Seçmeli derslerin seçimi ile ilgili olarak “Okul yönetimince seçmeli dersler; okulun fiziki imkânları, mevcut öğretmen durumu, derslerin program içerikleri, zorunlu derslerin ve kişisel gelişiminin desteklenmesi, eğitim politikalarımızın gelecek vizyonu ve öğrencilerimizi millî, ahlâkî, insani, manevî ve kültürel değerlerini benimseyen ve koruyan fertler olarak yetiştirme amaçları da dikkate alınarak öğrencilerin talepleri doğrultusunda belirlenecektir.” ifadeleri kullanılmaktadır. Velilere sunulan dilekçelerde öğrencilerin “insan, toplum ve bilim”, “din, ahlak ve değerler” ve “kültür, sanat ve spor” alanlarından en az birer ders seçmeleri istenmektedir. Seçmeli derslerin seçiminde öğrencilerin kendi ilgi ve yeteneklerinden çok MEB’in ve okul idarelerinin “zorunlu seçmeli ders” dayatması yapması doğru değildir.
Seçmeli derslerin seçimi sürecinde ülke çapında çok sayıda okulda eğitimcilikten çok ‘siyasal kadro’ olarak görev yapan eğitim yöneticilerinin özellikle dini içerikli derslerin seçilmesi için büyük çaba gösterdiği, öğrenci ve velileri yönlendirmeye çalıştığı bilinmektedir. Bu nedenle okullarda seçtiği seçmeli derslerin belirlenmesi sürecinde herhangi bir yönlendirme yapılmaması ve öğrencilerin özgür iradesiyle seçim yapabilmeleri sağlanmalıdır.
Öğretmen yokluğu gerekçe gösterilerek çok sayıda seçmeli dersin açılmaması, onun yerine dini içerikli derslerin seçilmesi için çok sayıda eğitim yöneticisinin seferber olması kabul edilemez. Seçmeli ders tercihlerinde temel ölçüt öğrencinin ilgi ve yetenekleri olması gerekirken, her seferinde öğretmen yokluğu ve fiziki olanakların yetersizliği gerekçe gösterilerek öğrencileri önceden belirlenmiş bazı derslere yönlendirmek doğru değildir.
Seçmeli dersler, öğrencilerin hayata hazırlanması, ilgi ve yeteneklerini ortaya çıkarılması açısından önemlidir. Seçmeli derslerin okul programlarının ayrılmaz bir parçası olarak öğrencilerin gelişimlerine destek olması, ayrıca bilişsel (bilgi, beceri), duyuşsal (ilgi, tutum) ve sosyal gelişimlerine katkı sağlaması gerekmektedir.
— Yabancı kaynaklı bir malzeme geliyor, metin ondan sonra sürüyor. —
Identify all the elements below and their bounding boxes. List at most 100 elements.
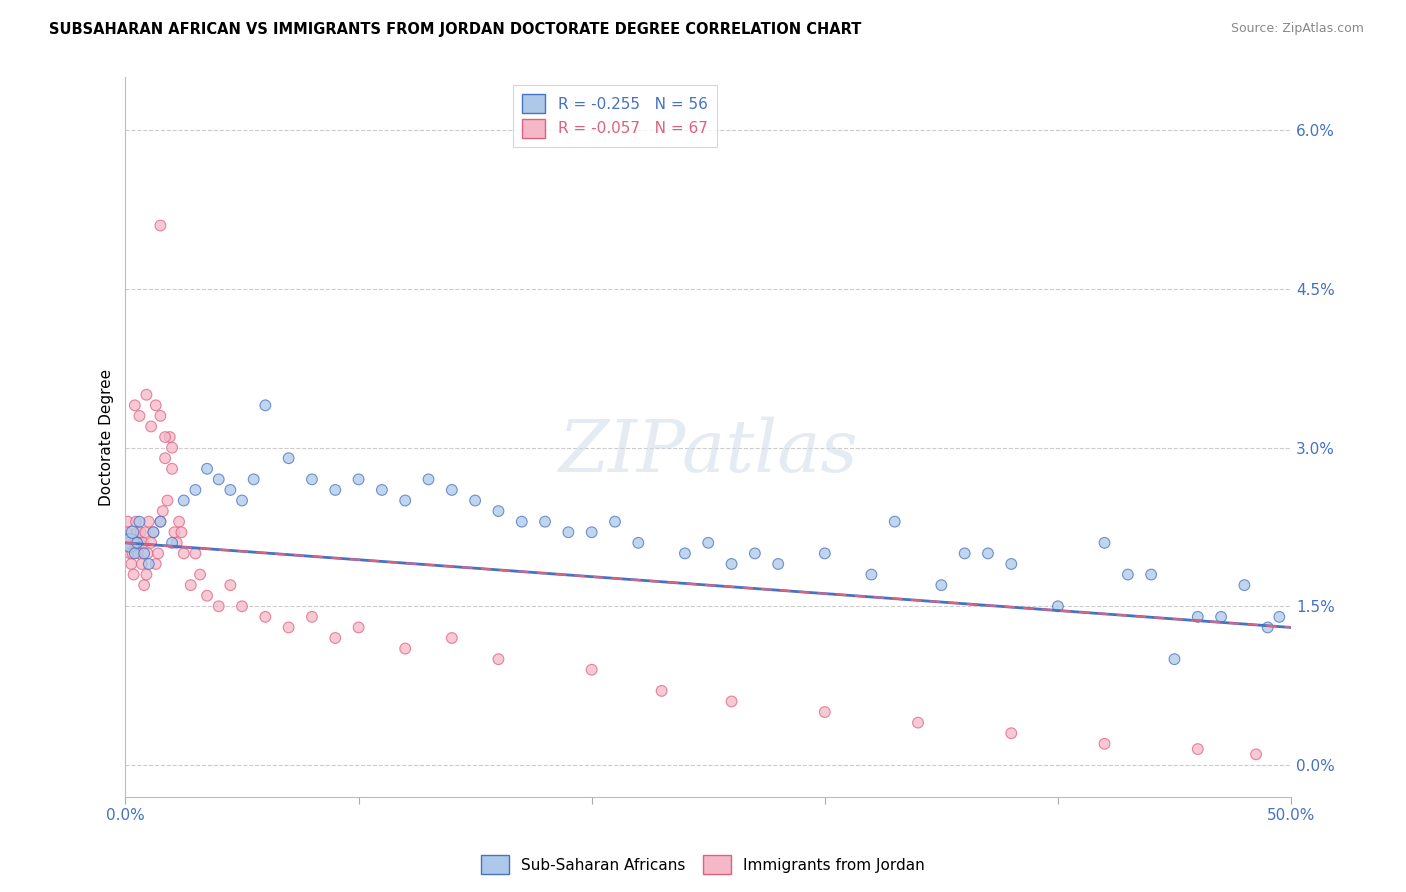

Bütün bu bilimsel gerçekleri göz ardı ederek, iktidarın siyasal-ideolojik hedeflerine göre hareket eden eğitim yöneticileri suç işlemiş olacaktır.
Geçtiğimiz yıllarda bazı okul yöneticilerinin öğrenci ve velilere bilgilendirme yapmadan, onlar adına ders seçimi yaptığı, sonrasında seçilen dersleri imzalamaları için velilere tebliğ ettiği bilinmektedir. Bu dönem benzer uygulamaların olması halinde, velilerimiz Türkiye’nin 81 ilinde bulunman 105 Eğitim Sen şubesine mutlaka başvurmalıdır. Eğitim Sen Genel Merkezi, her dönem olduğu gibi, şubelerimizle birlikte seçmeli ders seçimi sürecini yakından takip edecektir.
Geçmişte defalarca yapıldığı gibi veli ve öğrenciler adına ders seçen okul yöneticileri açıkça suç işlediklerini bilmeli ve ona göre hareket etmelidir. Seçmeli derslerin belirlenmesi sürecinde hangi nedenle olursa olsun mağdur edilen veli ve öğrencilerimizin yanında olmaya devam edeceğiz. Eğitim politikalarına ilişkin her konuda olduğu gibi, bu konuda da her türlü siyasal ve ideolojik yönlendirmenin karşısında duracağımız bilinmelidir” ifadelerini kaydetti.